バナナの実 【近未来 ハード SF】
辻とヒロシは、鉄夫がシアヌークビルでどっぷり大麻草の湯舟(ゆぶね)に浸り、好きもんだと知っているので、その臭い演技が内心おかしてくてたまらない。
「ケミカルちゃうねん。天然成分やって」
ヒロシは、プラスチックに書かれた成分を読み上げた。
「メンソール、ユーカリオイル ・・・、他は読んでも意味分からへんけど、全部合わせても100%ならへんなあ」
「残りの成分がヤバイんじゃん」
そう言う洋子に皆が笑い転げている中、鉄夫も苦笑いを見せていた。
今日の洋子は、四分の一廃頽(はいたい)の波に呑まれたこのドミトリーにはちょっと不釣合いな、洒落(しゃれ)たドレスでめかし込むことに余念が無い。

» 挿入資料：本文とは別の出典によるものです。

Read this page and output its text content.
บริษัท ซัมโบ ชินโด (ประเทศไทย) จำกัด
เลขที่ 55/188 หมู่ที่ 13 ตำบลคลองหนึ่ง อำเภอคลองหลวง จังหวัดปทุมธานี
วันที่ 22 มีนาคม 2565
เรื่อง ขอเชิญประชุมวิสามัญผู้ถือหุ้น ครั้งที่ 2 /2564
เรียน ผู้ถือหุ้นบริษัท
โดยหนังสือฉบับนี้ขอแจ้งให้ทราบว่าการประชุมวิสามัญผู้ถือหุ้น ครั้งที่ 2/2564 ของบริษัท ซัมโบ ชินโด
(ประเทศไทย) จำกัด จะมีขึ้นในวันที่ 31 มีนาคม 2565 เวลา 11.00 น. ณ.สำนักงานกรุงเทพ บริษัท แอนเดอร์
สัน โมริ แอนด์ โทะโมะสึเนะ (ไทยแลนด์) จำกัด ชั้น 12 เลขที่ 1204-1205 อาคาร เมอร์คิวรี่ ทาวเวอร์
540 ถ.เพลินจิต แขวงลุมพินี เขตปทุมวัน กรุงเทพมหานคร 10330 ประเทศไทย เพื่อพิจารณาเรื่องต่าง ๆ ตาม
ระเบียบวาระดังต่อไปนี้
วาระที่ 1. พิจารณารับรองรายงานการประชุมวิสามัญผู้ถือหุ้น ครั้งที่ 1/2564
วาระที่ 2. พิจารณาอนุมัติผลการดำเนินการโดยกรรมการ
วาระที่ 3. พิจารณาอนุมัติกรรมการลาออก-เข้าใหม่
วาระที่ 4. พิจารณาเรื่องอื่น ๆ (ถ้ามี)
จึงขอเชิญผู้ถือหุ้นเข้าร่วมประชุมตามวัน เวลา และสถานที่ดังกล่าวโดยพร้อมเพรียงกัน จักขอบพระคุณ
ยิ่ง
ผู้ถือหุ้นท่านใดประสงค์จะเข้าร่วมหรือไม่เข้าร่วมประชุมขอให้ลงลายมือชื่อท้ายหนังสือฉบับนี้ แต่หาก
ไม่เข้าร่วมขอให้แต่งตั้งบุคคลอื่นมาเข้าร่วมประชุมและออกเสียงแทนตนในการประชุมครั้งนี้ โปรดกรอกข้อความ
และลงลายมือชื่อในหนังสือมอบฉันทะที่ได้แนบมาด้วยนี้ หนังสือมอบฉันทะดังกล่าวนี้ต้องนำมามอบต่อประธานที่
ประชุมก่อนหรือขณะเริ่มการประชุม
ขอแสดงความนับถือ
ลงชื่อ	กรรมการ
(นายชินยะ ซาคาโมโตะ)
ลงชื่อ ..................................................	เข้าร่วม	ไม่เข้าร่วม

『今日、カンボジアの彼氏から電話があって・・・、わざわざ明日、私に会いに来るって言うの。”なんで”って思うじゃない?』
『そりゃ、プロボーズに決まってるやろ』
『その可能性か高いから、今から、もう、ドキドキなのよぉ。あぁ、会いたくない~』
『マリッジブルーってやつですか? スキならいいやん!』
昨夜の洋子とヒロシの会話だった。彼女は、重い電話の雰囲気から、ただならぬ彼の思いを察知したらしい。
辻は、パソコンで小説を書きながらも、背中から聞こえてくるそんな応援したくなる会話に全身耳に変えていた。
今朝までは、『会いたくない~』と散々ボヤいていたが、今は、鼻歌が聞こえそうなほど、幸せの中心でワルツを踊っているように見えた。
長く付き合った現地の会社に勤める日本人の彼氏が、今、バンコクに来ているらしく、これから人生における大きな決断をするのだろうと、身近な友人の事のように気になっていた辻であった。